В отличие от Анны Степановны, не обеспокоенной состоянием Марины, Агнешка все с возрастающим беспокойством наблюдала за своей девочкой. Ей совсем не нравилось отсутствие аппетита той, ее вялость и сонливость, перепады настроения. Конечно, были крови в начале месяца, но все же… Она слыхала, что так иногда бывает — вроде и крови есть, да в тягости жинка.

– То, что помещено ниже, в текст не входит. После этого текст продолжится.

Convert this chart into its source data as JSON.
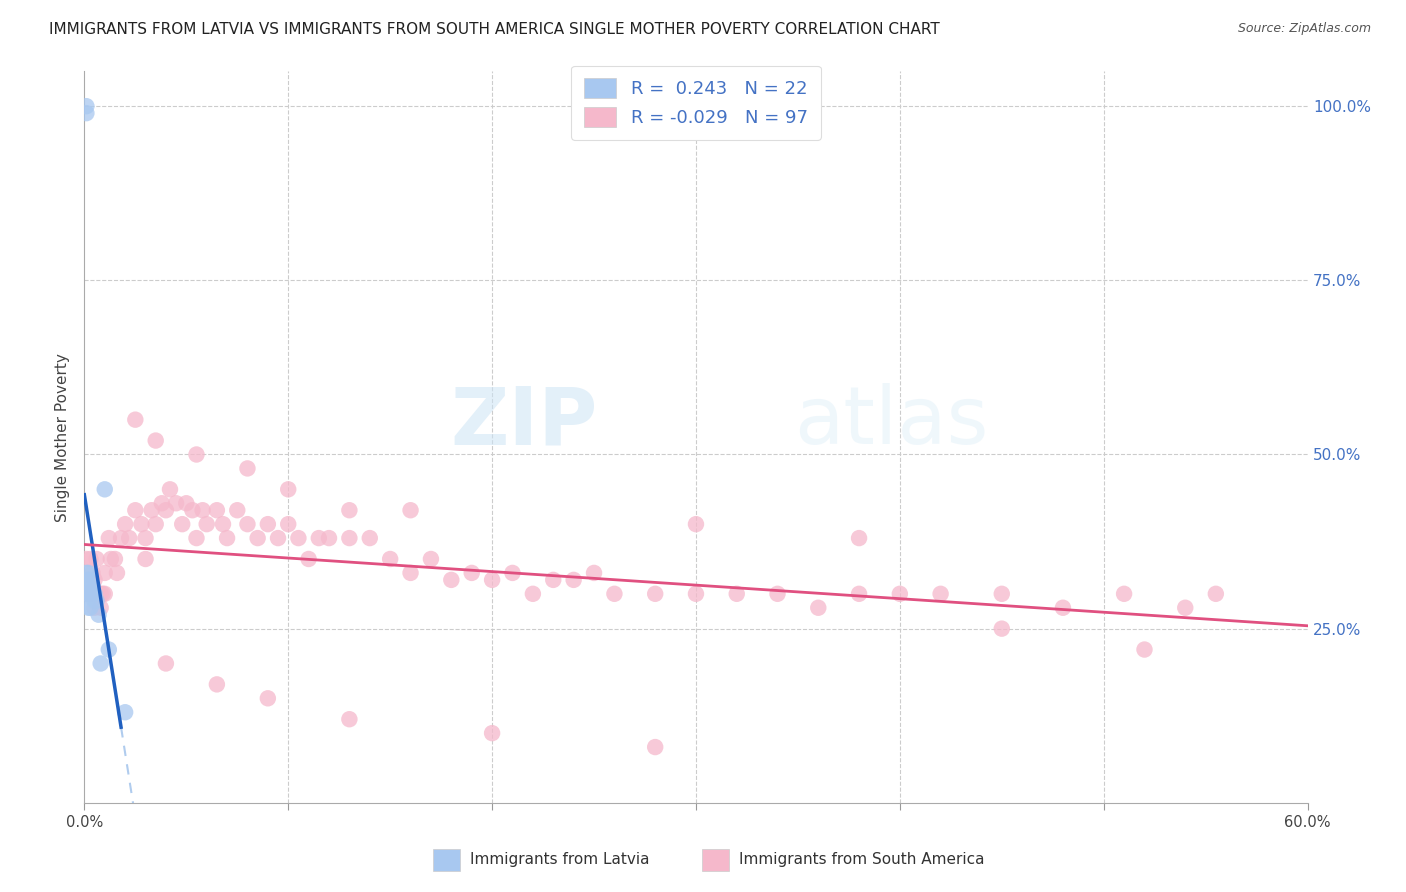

Или вдруг от этой хандры какая болезнь нападет на ее девоньку? Агнешка помнила, как тяжко дались Марине те несколько лет в Ольховке, что она провела в попытках забыть Загорского. Теперь же будет еще горше — ведь посетивший рай, никогда не забудет его плодов, и тяжелее будет вычеркнуть из памяти их вкус и сладость.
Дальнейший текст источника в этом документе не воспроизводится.